As part of the process outlined in RFC 2898 a pseudorandom function must be called; we use the HMAC-SHA-1 function for this purpose, since it is a well-respected algorithm that has been in wide use for this purpose for several years. The PBKDF2 function repeatedly calls HMAC-SHA-1, which produces a 160-bit hash value as a result, mixing the outputs in a fairly complicated way, eventually yielding a 128- or 256-bit encryption key as a result.

Note that, if you are using 256-bit AES encryption, the fact that HMAC-SHA-1 produces a 160-bit result means that regardless of the password that you specify, the search space for the encryption key is unlikely to reach the theoretical 256-bit maximum, and cannot be guaranteed to exceed 160 bits. This is discussed in section B.1.1 of the RFC 2898 document.

You should keep the following considerations in mind when choosing passwords for your files:

In general, longer passwords are more secure than shorter passwords.
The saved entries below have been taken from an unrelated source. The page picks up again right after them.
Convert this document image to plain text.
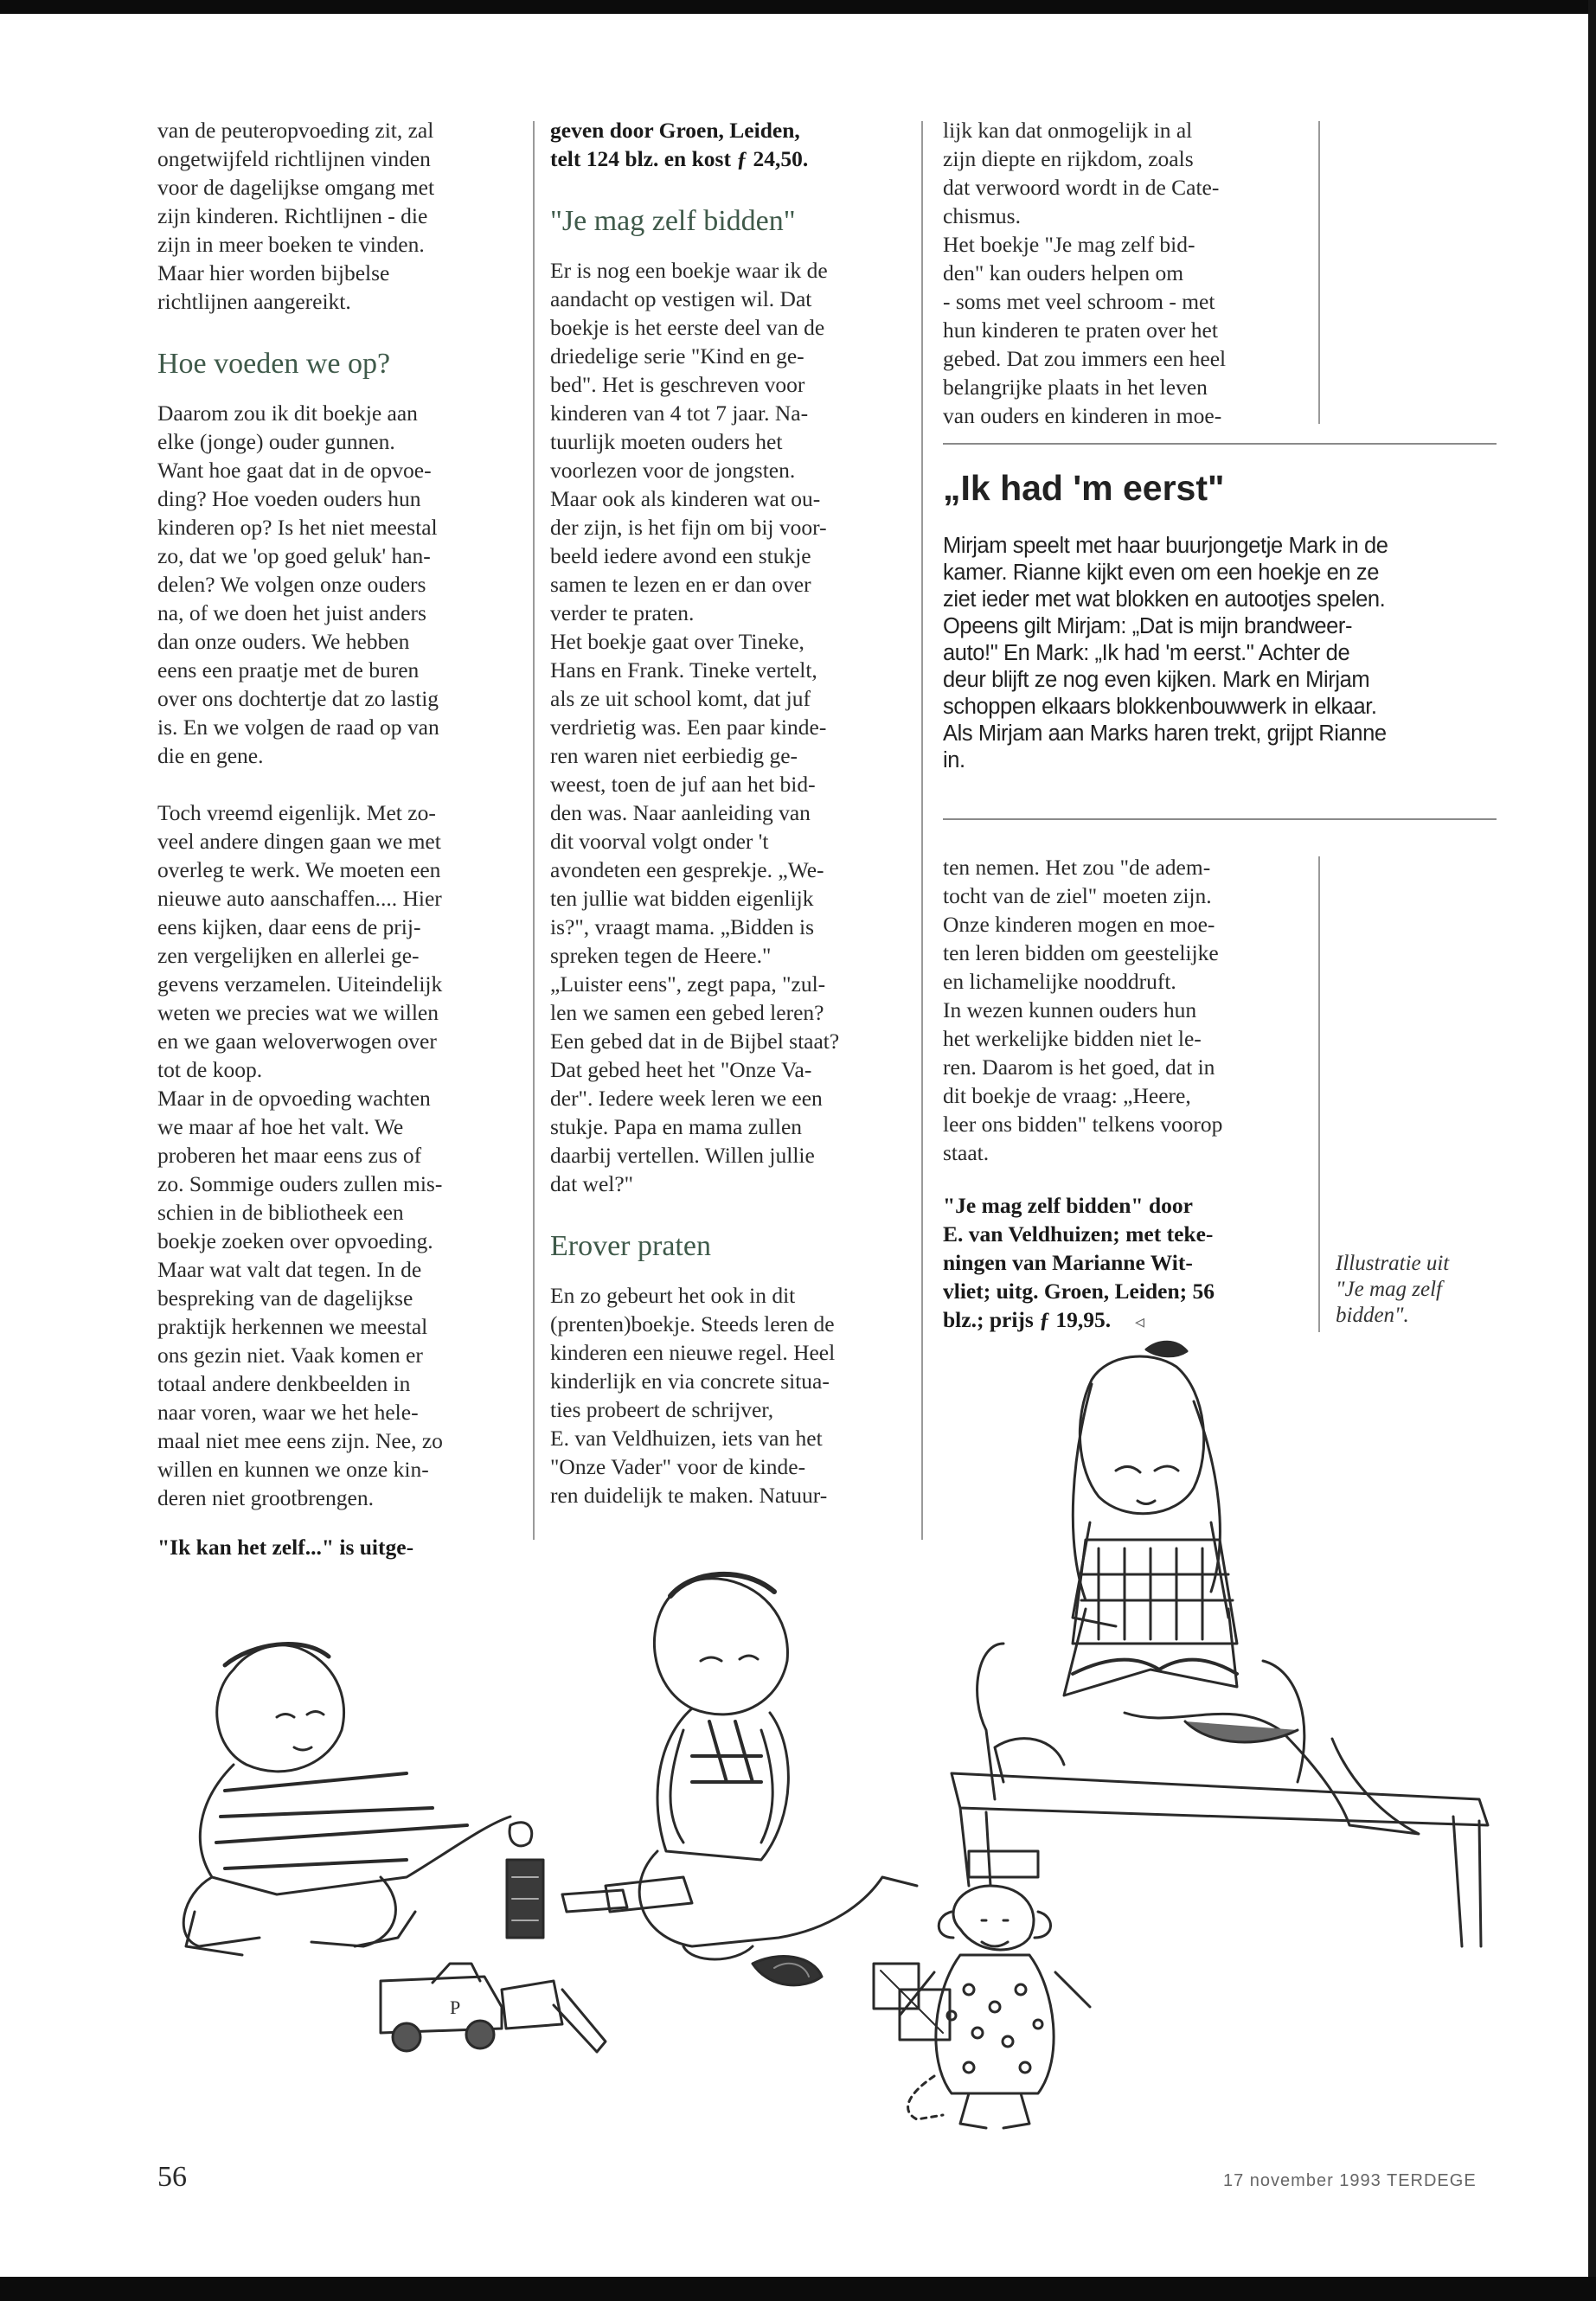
van de peuteropvoeding zit, zal
ongetwijfeld richtlijnen vinden
voor de dagelijkse omgang met
zijn kinderen. Richtlijnen - die
zijn in meer boeken te vinden.
Maar hier worden bijbelse
richtlijnen aangereikt.
Hoe voeden we op?
Daarom zou ik dit boekje aan
elke (jonge) ouder gunnen.
Want hoe gaat dat in de opvoe-
ding? Hoe voeden ouders hun
kinderen op? Is het niet meestal
zo, dat we 'op goed geluk' han-
delen? We volgen onze ouders
na, of we doen het juist anders
dan onze ouders. We hebben
eens een praatje met de buren
over ons dochtertje dat zo lastig
is. En we volgen de raad op van
die en gene.
Toch vreemd eigenlijk. Met zo-
veel andere dingen gaan we met
overleg te werk. We moeten een
nieuwe auto aanschaffen.... Hier
eens kijken, daar eens de prij-
zen vergelijken en allerlei ge-
gevens verzamelen. Uiteindelijk
weten we precies wat we willen
en we gaan weloverwogen over
tot de koop.
Maar in de opvoeding wachten
we maar af hoe het valt. We
proberen het maar eens zus of
zo. Sommige ouders zullen mis-
schien in de bibliotheek een
boekje zoeken over opvoeding.
Maar wat valt dat tegen. In de
bespreking van de dagelijkse
praktijk herkennen we meestal
ons gezin niet. Vaak komen er
totaal andere denkbeelden in
naar voren, waar we het hele-
maal niet mee eens zijn. Nee, zo
willen en kunnen we onze kin-
deren niet grootbrengen.
"Ik kan het zelf..." is uitge-
geven door Groen, Leiden,
telt 124 blz. en kost ƒ 24,50.
"Je mag zelf bidden"
Er is nog een boekje waar ik de
aandacht op vestigen wil. Dat
boekje is het eerste deel van de
driedelige serie "Kind en ge-
bed". Het is geschreven voor
kinderen van 4 tot 7 jaar. Na-
tuurlijk moeten ouders het
voorlezen voor de jongsten.
Maar ook als kinderen wat ou-
der zijn, is het fijn om bij voor-
beeld iedere avond een stukje
samen te lezen en er dan over
verder te praten.
Het boekje gaat over Tineke,
Hans en Frank. Tineke vertelt,
als ze uit school komt, dat juf
verdrietig was. Een paar kinde-
ren waren niet eerbiedig ge-
weest, toen de juf aan het bid-
den was. Naar aanleiding van
dit voorval volgt onder 't
avondeten een gesprekje. „We-
ten jullie wat bidden eigenlijk
is?", vraagt mama. „Bidden is
spreken tegen de Heere."
„Luister eens", zegt papa, "zul-
len we samen een gebed leren?
Een gebed dat in de Bijbel staat?
Dat gebed heet het "Onze Va-
der". Iedere week leren we een
stukje. Papa en mama zullen
daarbij vertellen. Willen jullie
dat wel?"
Erover praten
En zo gebeurt het ook in dit
(prenten)boekje. Steeds leren de
kinderen een nieuwe regel. Heel
kinderlijk en via concrete situa-
ties probeert de schrijver,
E. van Veldhuizen, iets van het
"Onze Vader" voor de kinde-
ren duidelijk te maken. Natuur-
lijk kan dat onmogelijk in al
zijn diepte en rijkdom, zoals
dat verwoord wordt in de Cate-
chismus.
Het boekje "Je mag zelf bid-
den" kan ouders helpen om
- soms met veel schroom - met
hun kinderen te praten over het
gebed. Dat zou immers een heel
belangrijke plaats in het leven
van ouders en kinderen in moe-
„Ik had 'm eerst"
Mirjam speelt met haar buurjongetje Mark in de
kamer. Rianne kijkt even om een hoekje en ze
ziet ieder met wat blokken en autootjes spelen.
Opeens gilt Mirjam: „Dat is mijn brandweer-
auto!" En Mark: „Ik had 'm eerst." Achter de
deur blijft ze nog even kijken. Mark en Mirjam
schoppen elkaars blokkenbouwwerk in elkaar.
Als Mirjam aan Marks haren trekt, grijpt Rianne
in.
ten nemen. Het zou "de adem-
tocht van de ziel" moeten zijn.
Onze kinderen mogen en moe-
ten leren bidden om geestelijke
en lichamelijke nooddruft.
In wezen kunnen ouders hun
het werkelijke bidden niet le-
ren. Daarom is het goed, dat in
dit boekje de vraag: „Heere,
leer ons bidden" telkens voorop
staat.
"Je mag zelf bidden" door
E. van Veldhuizen; met teke-
ningen van Marianne Wit-
vliet; uitg. Groen, Leiden; 56
blz.; prijs ƒ 19,95.	◃
Illustratie uit
"Je mag zelf
bidden".
P
56	17 november 1993 TERDEGE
In fact, taking maximum advantage of the full strength of AES encryption requires a password of approximately 32 characters for 128-bit encryption and 64 characters for 256-bit encryption.

Passwords that contain a mixture of letters (upper and lower case), digits, and punctuation are more secure than passwords containing only letters.

Because you can use spaces and punctuation, you can create "pass phrases" that are long enough but still easy to remember and type.

Avoid using easily guessed passwords such as names, birthdays, Social Security numbers, addresses, telephone numbers, etc.

Be sure to keep a record of the passwords you use and to keep this record in a secure place. We have no way to access the contents of an encrypted file unless you supply the correct password. Before storing your only copies of critical information in encrypted form, you should carefully consider the risks associated with losing or forgetting the passwords involved.